Com rondoniagora.com

A Polícia Civil, por meio da Delegacia do Consumidor de Porto Velho e o Programa de Orientação e Defesa do Consumidor (Procon), alertam a população um novo golpe de venda direta de veículos e imóveis mediante financiamento, que já lesou mais de 100 consumidores na capital, segundo a delegada Noelle Leite.

Nesta quinta-feira (19), a Polícia Civil e o Procon fiscalizaram algumas empresas que estão atuando em Porto Velho. A Delegacia do Consumidor vai instaurar um inquérito policial para apurar crime de estelionato. O Procon lavrou autos de infração diante de irregularidades encontradas, como por exemplo, crime de publicidade enganosa.

De acordo com informações apuradas pelos órgãos fiscalizadores, que estão atuando no combate a esse tipo crime, os golpistas anunciam os bens com valores atraentes e prometem uma venda direta mediante financiamento, mas isso não acontece. Os anúncios, geralmente são feitos em aplicativos de compra e venda.
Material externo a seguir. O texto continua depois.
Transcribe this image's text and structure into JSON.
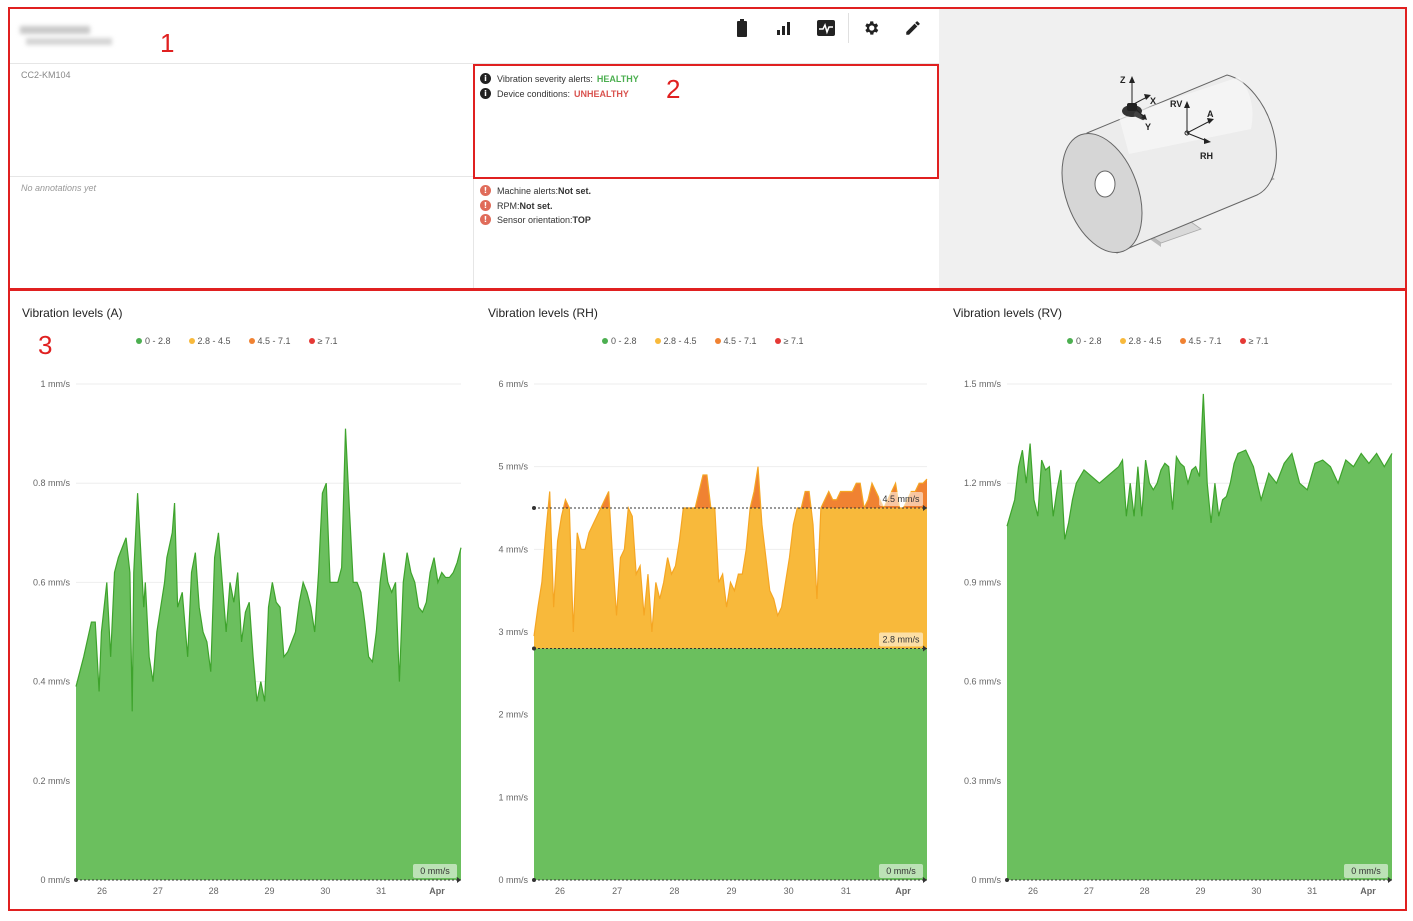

Somente depois do pagamento de uma entrada, as vítimas são informadas que se trata de um consórcio, e que só terão o bem meses ou anos depois. “Muitas das vezes, a vítima acaba dando todas suas economias como entrada, esperando receber o bem. Claro que não era essa expectativa do consumidor, mas ele é levado em uma conversa tão envolvente que acaba acreditando que aquilo é verdadeiro”, disse o coordenador estadual do Procon, Ihgor Jean Rego.

Atenção

O coordenador orienta a população, ao se depararem com os anúncios atrativos, que procuram saber as condições de negociação. “As pessoas lesadas por essas falsas promessas, devem procurar o Procon e a Polícia Civil, para fundamentar nossas ações. É preciso ter muito cuidado na hora de fechar esse tipo de negócio porque muitas pessoas estão sendo lesadas na expectativa de ter um sonho realizado”, orientou.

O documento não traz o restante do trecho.